We all have a problem with keeping effort fresh. Simply going through the routine of doing formal practice is not enough. A few decades ago out in Asia we were quick to criticise what we saw as pointless superstitious carry-on, like the waving of incense in front of golden Buddhas. Yet our sitting meditation can be the same. If we aren't doing it with freshness it becomes pointless carry-on; in fact, it's worse than pointless. If we are not fully involved with all our body, heart and mind in meditation, then we can be compounding the already established patterns of limitation. How unfortunate!
For it to be the profound and radical ritual that meditation can truly be, we need to remember what we have to do to keep our effort fresh and alive. Whilst formal sitting is one valid way, there are other ways; we need to re-examine the whole area of devotion and what it means to us. It is almost certain that to imitate Asian devotional practices will not work, but it is vitally important to find out what does work. Actually, in my experience, developing a devotional practice of a daily offering of incense to the shrine is tremendously helpful in sustaining spiritual aliveness. I might not sit meditation on some days but I almost never omit my devotional efforts.


It is by remembering what brought us to training, and remembering to rediscover right effort moment by moment, that clear understanding of the functioning of awareness dawns on us. With this new dawning of the inherent value and beauty of awareness, a new letting go of the security of old familiar identities occurs; even letting go of the idea of becoming better or developing ourselves - even letting go of the idea of enlightenment. We now value this clear-seeing so highly that we are positively disinclined to settle for anything less.

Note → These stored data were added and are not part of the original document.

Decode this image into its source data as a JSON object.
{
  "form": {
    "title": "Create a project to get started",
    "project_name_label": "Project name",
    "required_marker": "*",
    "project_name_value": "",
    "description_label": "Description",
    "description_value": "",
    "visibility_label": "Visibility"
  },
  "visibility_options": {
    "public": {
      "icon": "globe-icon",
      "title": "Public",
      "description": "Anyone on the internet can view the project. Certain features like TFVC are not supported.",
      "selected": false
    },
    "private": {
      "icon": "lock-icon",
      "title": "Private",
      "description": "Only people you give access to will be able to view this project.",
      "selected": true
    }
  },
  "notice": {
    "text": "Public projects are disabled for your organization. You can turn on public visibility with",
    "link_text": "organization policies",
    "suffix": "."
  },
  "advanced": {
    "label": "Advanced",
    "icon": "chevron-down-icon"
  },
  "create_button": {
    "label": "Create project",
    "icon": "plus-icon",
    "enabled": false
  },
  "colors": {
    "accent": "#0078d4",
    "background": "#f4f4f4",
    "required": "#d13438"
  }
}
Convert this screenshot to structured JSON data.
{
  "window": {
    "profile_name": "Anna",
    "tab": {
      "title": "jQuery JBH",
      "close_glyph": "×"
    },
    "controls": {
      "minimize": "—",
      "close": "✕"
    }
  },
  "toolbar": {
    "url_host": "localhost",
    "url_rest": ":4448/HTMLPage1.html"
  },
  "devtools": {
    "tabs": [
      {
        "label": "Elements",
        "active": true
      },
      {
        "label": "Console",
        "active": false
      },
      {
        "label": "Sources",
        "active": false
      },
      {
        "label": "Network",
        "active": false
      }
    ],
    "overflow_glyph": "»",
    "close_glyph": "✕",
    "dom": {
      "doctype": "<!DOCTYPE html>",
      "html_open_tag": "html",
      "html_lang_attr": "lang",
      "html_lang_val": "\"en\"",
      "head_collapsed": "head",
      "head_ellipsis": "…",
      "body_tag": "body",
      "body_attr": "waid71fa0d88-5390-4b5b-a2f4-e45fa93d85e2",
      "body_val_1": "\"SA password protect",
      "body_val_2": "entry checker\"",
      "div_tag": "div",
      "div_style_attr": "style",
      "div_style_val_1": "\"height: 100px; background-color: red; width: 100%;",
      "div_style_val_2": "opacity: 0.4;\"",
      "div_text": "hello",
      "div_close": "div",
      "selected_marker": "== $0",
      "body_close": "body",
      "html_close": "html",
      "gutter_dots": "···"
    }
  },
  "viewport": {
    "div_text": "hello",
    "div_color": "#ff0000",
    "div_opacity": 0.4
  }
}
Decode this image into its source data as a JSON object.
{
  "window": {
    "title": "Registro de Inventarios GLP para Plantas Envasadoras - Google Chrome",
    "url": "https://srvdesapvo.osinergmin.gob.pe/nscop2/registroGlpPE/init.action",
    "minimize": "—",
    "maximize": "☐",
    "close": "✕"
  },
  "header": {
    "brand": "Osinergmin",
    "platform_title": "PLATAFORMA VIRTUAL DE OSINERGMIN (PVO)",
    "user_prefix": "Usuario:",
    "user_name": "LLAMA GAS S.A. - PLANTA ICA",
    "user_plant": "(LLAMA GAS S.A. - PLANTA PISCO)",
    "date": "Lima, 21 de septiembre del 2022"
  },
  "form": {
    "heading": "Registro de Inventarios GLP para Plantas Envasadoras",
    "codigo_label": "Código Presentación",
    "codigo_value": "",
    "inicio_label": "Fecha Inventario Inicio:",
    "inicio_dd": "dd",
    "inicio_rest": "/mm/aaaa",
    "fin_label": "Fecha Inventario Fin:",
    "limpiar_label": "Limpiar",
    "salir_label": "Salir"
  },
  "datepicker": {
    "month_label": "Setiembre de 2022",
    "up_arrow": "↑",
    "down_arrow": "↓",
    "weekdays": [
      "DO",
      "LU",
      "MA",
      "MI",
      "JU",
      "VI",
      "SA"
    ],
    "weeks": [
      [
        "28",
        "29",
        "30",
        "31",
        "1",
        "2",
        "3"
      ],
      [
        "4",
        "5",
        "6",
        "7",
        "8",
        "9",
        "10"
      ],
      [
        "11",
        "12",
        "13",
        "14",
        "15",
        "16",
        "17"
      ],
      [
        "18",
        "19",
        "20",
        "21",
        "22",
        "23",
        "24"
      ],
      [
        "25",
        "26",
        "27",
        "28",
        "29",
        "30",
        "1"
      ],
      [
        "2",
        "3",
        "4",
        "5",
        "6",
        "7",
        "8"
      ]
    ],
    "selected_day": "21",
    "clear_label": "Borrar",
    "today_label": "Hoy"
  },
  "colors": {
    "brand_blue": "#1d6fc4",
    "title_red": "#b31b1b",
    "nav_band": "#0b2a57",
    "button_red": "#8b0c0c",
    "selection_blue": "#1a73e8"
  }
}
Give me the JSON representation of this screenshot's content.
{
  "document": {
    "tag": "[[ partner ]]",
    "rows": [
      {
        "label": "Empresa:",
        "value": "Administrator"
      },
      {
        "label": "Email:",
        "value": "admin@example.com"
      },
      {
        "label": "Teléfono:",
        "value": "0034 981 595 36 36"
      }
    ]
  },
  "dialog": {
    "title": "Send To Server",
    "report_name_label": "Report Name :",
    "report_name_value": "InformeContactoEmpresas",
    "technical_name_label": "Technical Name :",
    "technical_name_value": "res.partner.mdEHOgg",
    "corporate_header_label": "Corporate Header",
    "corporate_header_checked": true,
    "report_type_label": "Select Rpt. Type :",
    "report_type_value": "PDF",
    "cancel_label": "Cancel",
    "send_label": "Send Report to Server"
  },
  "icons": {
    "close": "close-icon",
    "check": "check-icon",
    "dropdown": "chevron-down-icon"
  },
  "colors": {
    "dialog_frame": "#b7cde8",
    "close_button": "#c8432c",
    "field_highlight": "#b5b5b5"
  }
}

There can even be a letting go of the preoccupation with the idea of becoming free from suffering. We are more interested now in how accurately we are meeting any suffering in this moment. We begin to find our security and well-being in the freedom to suffer: "Can I suffer and remain free at the same time?" Our interest in cultivating awareness has brought us full circle to discover not freedom from suffering but a vast capacity to suffer. This vast capacity to suffer is the vast compassion we are all looking for. How fortunate it would be for the world if there were more beings around with such compassion.
Thank you for the opportunity to look into these matters.